Safety and quality assurance: Fast-food restauranteur Subway relies on barcodes for product data, which identify product expiration dates, best-before guidelines, and sell-by data. Traceability means faster and more accurate inventory management, and cuts down on human error. Data standards and technology empower them to quickly apply safety practices to protect consumers.
Improved sustainability posture: Consumers and investors increasingly want to see environmental, social, and governance (ESG) data. Companies can build trust by increasing availability of ESG data, providing accountability. Phygital ESG data can include such things has product origin, ingredients, biodegradability, production processes, and energy use.
More connected consumers: When customers scan object identifiers, they establish a phygital connection. This can provide customers with information such as how an item is made, ingredients, or geographical origin. Customers are interested: McKinsey 2022 data says customers who buy using omnichannel methods (a combination of physical, digital, and other experiences) shop 1.7 times more than consumers who don’t—and they also spend more.

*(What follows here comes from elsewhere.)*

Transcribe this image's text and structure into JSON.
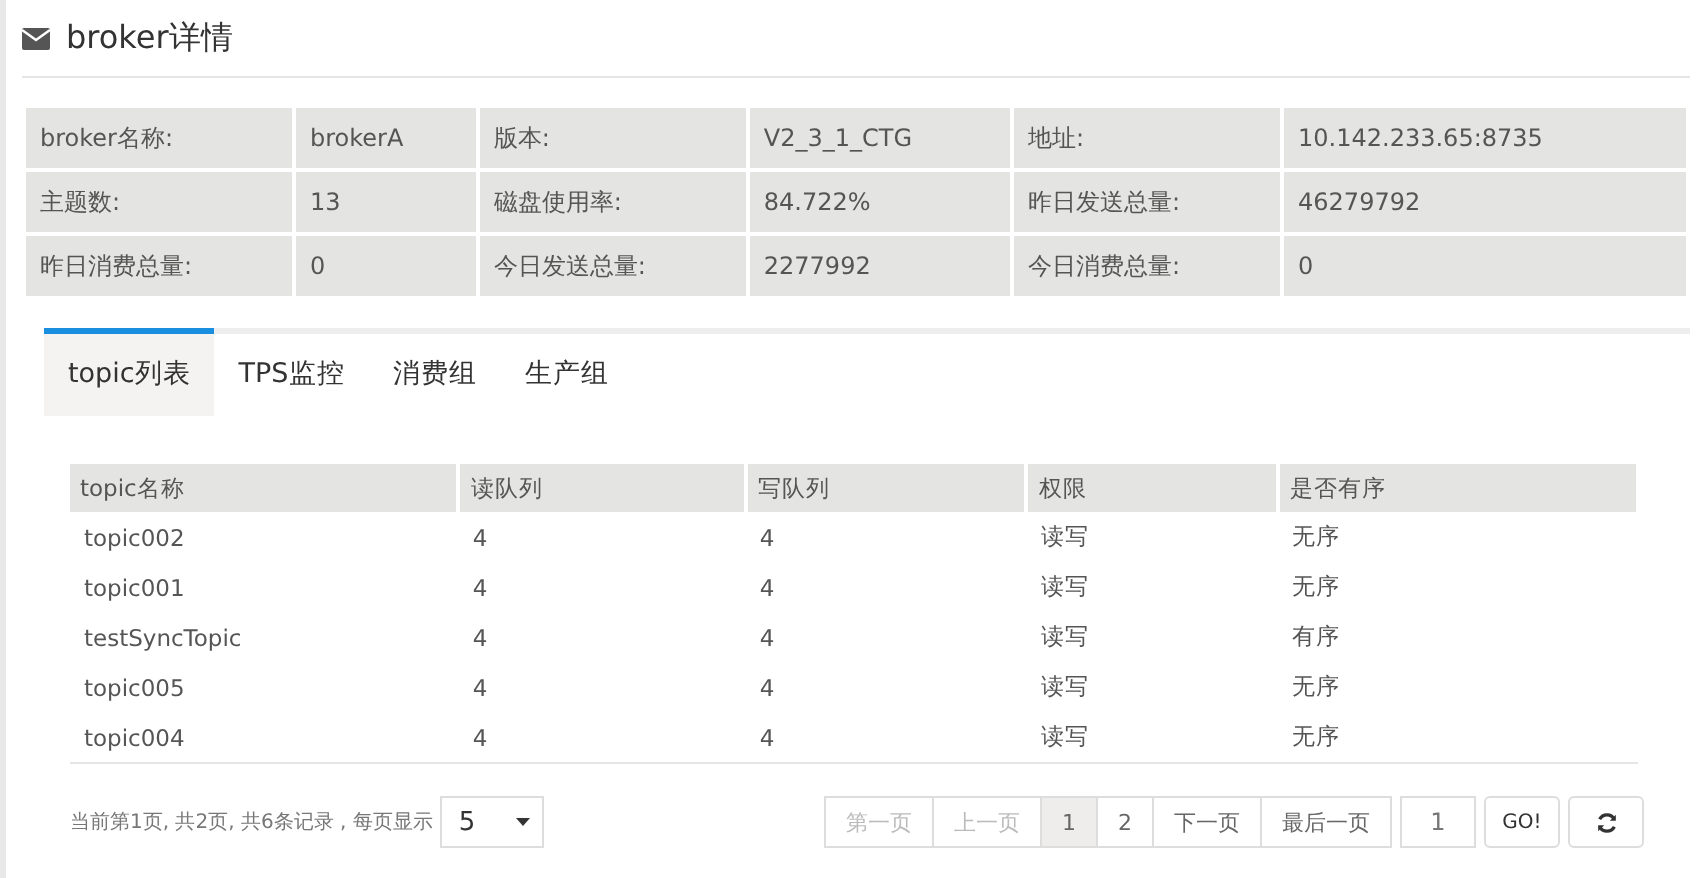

Building for phygital success
Organizations can benefit—using standards, technology, and data—by putting their data to work more broadly, says Nuce-Hilton. She suggests the following:
Deploy the right technology tools: Advanced data carriers hold a large amount of information, so it’s critical to use appropriate analytics tools and IT resources to analyze and convert data into business insights. Throughout the supply chain, these tools can enhance inventory management, streamline logistics, and support traceability and sustainability.
Look to AI for speed: As phygital systems make it easier to collect product data, innovative technologies such as generative AI promise to up the ante by accelerating tasks, such as creating code and analyzing supply chain data to detect anomalies and recommend corrections.
Shape behavior around standards and collaboration: Increasingly complex supply chain ecosystems make collaboration and communication critical. “You can deploy any technology you want and call it what you want, but until the behaviors associated between trading partners change, you won’t be successful,” says Nuce-Hilton. Processes and underlying data structures are a common language for supply-chain partners.
Supply chain resilience is needed to meet fluctuating consumer demands, respond to unanticipated roadblocks, and satisfy ESG goals. Today’s business environment makes that a challenge, says Nuce-Hilton. “But we could change that, if we empower organizations with the data to make better decisions further upstream in the supply chain,” she says.